1920 film by Hugh Ford

Civilian Clothes is a surviving 1920 American silent comedy film produced by Famous Players–Lasky and distributed by Paramount Pictures. It stars Thomas Meighan and was directed by Hugh Ford. This film is based on the 1919 Broadway play, Civilian Clothes, by Thompson Buchanan. Thurston Hall played Meighan's part in the play.

==Plot==
As described in a film magazine, Florence Lanham, married in France while a Salvation Army worker to Captain Sam McGinnis, returns to society life in America after receiving word that he was killed in battle. She keeps news of her wedding secret and permits the attentions of Billy Arkwright, an early lover. When McGinnis suddenly appears on the scene, clothed in startlingly bold habiliments, the Lanham stubbornness asserts itself. To impart upon her his own gospel of democracy, McGinnis obtains the place of a discharged butler in the Lanham household. With the help of a former Colonel and a lively young widow, he succeeds in his plan to teach her a lesson about her snobbishness, completely conquering and humbling the young wife, who finds that, after all, the clothes make little difference to the depth of real love.

==Cast==
- Thomas Meighan as Captain Sam McGinnis
- Martha Mansfield as Florence Lanham
- Maude Turner Gordon as Mrs.
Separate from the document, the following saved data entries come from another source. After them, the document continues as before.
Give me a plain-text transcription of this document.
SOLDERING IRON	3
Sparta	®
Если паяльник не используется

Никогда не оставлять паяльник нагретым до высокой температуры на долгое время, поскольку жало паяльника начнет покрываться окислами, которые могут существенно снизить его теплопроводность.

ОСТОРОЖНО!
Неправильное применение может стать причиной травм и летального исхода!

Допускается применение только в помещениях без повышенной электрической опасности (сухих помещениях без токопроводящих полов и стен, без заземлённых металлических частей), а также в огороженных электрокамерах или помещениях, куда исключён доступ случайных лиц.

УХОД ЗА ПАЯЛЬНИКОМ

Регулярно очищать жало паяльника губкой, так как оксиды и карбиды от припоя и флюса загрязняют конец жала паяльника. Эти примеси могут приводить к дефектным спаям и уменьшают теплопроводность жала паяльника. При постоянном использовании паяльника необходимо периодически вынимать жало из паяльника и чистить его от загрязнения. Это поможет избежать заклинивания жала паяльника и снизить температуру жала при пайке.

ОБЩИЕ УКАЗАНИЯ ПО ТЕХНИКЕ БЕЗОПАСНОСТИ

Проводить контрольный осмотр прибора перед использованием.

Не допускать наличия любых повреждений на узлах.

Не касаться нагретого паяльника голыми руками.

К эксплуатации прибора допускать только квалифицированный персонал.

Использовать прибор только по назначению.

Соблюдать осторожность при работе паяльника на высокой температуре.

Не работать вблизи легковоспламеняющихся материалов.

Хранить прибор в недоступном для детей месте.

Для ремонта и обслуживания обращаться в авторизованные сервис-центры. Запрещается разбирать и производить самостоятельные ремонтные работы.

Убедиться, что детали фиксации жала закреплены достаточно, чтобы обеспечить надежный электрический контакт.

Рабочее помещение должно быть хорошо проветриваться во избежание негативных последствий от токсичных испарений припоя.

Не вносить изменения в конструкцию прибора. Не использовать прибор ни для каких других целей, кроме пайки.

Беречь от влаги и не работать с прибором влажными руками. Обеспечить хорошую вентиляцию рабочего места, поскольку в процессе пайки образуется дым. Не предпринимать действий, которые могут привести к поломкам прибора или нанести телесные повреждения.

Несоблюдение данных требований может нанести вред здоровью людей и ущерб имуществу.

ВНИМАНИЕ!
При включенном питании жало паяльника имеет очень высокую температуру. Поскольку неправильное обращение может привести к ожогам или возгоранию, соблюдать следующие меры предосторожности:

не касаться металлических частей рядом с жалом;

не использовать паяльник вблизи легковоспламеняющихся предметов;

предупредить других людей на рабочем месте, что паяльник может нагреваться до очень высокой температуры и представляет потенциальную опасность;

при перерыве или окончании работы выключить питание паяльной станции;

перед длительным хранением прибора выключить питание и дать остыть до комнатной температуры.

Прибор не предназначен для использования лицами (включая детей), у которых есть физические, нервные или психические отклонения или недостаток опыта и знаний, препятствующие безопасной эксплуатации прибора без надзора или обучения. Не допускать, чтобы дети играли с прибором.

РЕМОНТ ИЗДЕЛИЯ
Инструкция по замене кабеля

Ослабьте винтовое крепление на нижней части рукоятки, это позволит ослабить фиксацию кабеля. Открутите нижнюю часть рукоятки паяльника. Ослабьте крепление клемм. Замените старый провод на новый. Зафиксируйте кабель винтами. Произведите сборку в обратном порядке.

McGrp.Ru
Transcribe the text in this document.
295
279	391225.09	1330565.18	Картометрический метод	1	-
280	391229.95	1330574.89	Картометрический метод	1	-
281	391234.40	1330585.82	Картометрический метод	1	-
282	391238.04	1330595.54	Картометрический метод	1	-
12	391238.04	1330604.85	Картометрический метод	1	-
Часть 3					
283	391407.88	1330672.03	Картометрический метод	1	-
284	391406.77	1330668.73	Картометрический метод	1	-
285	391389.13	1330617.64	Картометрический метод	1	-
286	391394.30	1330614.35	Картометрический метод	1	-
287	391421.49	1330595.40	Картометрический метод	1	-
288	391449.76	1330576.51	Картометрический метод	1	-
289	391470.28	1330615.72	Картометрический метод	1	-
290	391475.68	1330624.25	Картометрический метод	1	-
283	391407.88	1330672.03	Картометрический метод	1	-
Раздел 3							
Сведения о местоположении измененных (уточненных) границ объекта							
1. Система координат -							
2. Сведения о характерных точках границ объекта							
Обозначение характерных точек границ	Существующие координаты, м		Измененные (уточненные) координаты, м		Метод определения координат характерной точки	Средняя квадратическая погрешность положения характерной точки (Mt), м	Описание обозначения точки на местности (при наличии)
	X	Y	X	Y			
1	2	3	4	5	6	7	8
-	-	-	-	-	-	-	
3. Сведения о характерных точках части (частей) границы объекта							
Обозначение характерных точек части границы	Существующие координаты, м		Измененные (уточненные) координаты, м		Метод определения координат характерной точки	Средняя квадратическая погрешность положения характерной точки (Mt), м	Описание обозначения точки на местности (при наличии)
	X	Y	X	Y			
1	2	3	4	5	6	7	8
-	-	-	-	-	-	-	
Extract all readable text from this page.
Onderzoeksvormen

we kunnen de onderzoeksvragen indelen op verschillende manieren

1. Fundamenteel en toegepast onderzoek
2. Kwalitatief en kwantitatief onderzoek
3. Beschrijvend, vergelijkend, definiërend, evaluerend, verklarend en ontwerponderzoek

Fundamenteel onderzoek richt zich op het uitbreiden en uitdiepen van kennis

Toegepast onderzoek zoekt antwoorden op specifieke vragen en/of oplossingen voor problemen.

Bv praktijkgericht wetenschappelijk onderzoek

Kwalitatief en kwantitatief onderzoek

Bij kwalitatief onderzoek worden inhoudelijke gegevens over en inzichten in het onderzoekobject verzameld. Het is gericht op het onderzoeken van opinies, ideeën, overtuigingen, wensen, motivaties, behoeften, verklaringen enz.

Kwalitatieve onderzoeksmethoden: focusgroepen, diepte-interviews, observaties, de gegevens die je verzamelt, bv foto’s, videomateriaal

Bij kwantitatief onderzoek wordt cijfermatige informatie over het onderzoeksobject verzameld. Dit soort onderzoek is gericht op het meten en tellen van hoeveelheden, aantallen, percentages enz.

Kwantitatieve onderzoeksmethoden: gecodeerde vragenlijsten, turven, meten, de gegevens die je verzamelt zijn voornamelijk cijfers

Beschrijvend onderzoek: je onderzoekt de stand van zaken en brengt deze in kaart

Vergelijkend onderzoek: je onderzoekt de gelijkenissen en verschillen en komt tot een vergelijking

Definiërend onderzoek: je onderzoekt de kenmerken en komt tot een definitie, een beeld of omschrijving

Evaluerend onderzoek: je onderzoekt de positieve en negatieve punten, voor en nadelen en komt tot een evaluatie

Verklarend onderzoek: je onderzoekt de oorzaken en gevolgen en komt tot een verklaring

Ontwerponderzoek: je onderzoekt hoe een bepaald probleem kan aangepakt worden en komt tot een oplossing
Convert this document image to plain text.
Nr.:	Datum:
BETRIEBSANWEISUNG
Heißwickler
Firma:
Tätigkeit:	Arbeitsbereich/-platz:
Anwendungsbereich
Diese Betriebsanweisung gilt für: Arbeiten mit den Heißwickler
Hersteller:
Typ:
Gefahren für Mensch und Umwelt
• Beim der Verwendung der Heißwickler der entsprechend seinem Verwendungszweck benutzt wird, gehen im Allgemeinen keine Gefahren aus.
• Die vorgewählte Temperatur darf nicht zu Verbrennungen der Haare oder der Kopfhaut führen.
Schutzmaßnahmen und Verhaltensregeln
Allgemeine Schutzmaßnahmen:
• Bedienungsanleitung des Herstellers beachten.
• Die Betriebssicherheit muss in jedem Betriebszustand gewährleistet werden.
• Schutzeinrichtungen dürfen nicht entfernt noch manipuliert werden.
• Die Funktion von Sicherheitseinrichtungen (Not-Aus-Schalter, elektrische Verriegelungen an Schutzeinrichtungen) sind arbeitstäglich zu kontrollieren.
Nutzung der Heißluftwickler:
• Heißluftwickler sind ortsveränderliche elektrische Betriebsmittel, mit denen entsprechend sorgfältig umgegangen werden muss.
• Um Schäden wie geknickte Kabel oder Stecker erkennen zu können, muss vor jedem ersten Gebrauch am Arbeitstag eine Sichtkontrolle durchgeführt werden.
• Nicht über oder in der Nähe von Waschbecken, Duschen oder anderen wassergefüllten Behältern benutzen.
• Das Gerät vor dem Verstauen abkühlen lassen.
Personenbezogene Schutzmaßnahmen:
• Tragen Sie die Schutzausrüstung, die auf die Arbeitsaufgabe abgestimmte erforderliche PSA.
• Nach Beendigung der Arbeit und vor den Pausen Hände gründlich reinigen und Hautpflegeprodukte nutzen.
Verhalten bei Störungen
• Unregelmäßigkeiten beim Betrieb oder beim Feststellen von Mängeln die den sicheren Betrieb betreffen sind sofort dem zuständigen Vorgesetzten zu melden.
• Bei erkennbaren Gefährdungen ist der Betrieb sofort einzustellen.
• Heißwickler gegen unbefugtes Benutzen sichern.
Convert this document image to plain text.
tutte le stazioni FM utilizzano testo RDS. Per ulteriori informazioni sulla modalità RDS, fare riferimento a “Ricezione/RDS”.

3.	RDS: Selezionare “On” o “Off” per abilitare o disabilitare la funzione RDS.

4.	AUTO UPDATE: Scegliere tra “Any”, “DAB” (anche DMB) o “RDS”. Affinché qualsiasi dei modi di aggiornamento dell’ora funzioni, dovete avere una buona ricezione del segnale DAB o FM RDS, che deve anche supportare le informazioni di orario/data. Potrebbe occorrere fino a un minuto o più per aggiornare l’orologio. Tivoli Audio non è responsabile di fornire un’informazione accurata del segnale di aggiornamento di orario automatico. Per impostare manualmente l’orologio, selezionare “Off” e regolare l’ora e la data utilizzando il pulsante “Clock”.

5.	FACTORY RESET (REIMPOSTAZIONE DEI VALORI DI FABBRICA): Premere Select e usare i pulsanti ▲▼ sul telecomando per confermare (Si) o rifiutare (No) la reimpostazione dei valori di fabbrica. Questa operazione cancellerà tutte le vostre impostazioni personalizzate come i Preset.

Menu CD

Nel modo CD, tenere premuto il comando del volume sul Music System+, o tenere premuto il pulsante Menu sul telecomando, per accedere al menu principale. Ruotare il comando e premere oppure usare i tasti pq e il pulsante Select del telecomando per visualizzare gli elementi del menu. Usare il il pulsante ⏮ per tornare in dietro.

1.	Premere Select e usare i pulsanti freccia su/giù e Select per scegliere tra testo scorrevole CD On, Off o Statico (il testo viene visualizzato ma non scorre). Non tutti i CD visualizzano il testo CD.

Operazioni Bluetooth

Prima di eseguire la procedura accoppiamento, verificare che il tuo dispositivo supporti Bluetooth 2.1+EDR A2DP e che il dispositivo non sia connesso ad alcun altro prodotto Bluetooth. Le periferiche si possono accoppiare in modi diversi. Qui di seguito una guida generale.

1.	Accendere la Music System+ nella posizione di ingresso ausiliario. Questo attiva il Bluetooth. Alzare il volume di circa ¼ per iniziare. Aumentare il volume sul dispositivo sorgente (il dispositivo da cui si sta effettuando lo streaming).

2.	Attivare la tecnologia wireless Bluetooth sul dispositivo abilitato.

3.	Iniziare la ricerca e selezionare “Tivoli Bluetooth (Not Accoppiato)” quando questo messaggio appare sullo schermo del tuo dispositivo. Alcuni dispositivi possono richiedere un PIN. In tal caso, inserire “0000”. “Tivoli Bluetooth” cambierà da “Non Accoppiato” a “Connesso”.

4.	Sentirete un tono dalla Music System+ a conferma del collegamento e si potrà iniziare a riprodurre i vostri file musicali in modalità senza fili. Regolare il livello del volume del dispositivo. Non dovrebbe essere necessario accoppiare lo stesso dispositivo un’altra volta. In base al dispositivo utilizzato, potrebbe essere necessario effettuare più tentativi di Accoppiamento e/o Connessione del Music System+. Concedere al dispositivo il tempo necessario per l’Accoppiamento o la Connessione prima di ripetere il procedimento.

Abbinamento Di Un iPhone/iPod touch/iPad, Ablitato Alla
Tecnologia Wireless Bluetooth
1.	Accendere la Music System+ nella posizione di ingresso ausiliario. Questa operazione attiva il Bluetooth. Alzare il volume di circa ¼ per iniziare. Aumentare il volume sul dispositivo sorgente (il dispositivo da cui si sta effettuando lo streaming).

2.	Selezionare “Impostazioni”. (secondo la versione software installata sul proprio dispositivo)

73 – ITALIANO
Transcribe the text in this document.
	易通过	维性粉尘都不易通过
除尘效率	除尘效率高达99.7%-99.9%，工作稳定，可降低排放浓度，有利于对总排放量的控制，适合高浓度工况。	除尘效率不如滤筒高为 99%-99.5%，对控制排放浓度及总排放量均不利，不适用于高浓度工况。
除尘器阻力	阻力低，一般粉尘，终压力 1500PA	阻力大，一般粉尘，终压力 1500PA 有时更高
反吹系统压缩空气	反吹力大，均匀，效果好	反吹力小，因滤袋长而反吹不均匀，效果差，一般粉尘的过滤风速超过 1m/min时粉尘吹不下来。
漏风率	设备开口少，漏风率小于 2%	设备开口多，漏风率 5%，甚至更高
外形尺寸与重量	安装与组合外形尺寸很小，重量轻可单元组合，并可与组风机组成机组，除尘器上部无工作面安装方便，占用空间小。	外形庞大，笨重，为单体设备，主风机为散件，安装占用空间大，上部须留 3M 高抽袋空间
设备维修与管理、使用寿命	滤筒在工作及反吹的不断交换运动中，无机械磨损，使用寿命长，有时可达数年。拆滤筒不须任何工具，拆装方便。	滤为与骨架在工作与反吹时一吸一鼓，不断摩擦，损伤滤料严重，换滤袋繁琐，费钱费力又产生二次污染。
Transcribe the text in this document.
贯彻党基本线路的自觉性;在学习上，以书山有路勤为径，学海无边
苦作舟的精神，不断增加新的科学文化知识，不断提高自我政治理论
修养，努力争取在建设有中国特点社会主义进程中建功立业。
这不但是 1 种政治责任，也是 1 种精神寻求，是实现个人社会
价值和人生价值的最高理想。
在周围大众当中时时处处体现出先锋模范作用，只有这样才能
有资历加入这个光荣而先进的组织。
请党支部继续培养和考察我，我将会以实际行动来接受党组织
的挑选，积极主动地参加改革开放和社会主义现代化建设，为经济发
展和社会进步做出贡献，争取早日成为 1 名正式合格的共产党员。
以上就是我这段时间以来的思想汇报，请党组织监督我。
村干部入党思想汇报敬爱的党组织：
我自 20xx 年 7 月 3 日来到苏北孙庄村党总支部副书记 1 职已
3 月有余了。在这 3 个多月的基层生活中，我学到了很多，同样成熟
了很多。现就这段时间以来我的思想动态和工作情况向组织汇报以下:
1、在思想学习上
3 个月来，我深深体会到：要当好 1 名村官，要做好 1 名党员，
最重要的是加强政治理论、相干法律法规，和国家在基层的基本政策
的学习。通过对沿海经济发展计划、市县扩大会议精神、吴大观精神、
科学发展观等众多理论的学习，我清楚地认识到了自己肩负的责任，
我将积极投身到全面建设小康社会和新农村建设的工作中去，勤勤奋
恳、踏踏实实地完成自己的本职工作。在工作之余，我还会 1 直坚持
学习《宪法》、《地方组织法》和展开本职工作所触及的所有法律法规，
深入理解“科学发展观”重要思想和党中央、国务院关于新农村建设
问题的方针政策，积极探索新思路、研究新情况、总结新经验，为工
Lanham
- Alfred Hickman as William Arkwright
- Frank Losee as Walter Dumont
- Marie Shotwell as Mrs. Smythe
- Warren Cook as Mr. Lanham
- Albert Gran as Dodson
- Isabelle Garrison as Mrs. Arkwright
- Halbert Brown as Major General Girard
- Kathryn Hildreth as Elizabeth Lanham

==Preservation==
A complete print of Civilian Clothes is held by Gosfilmofond in Moscow.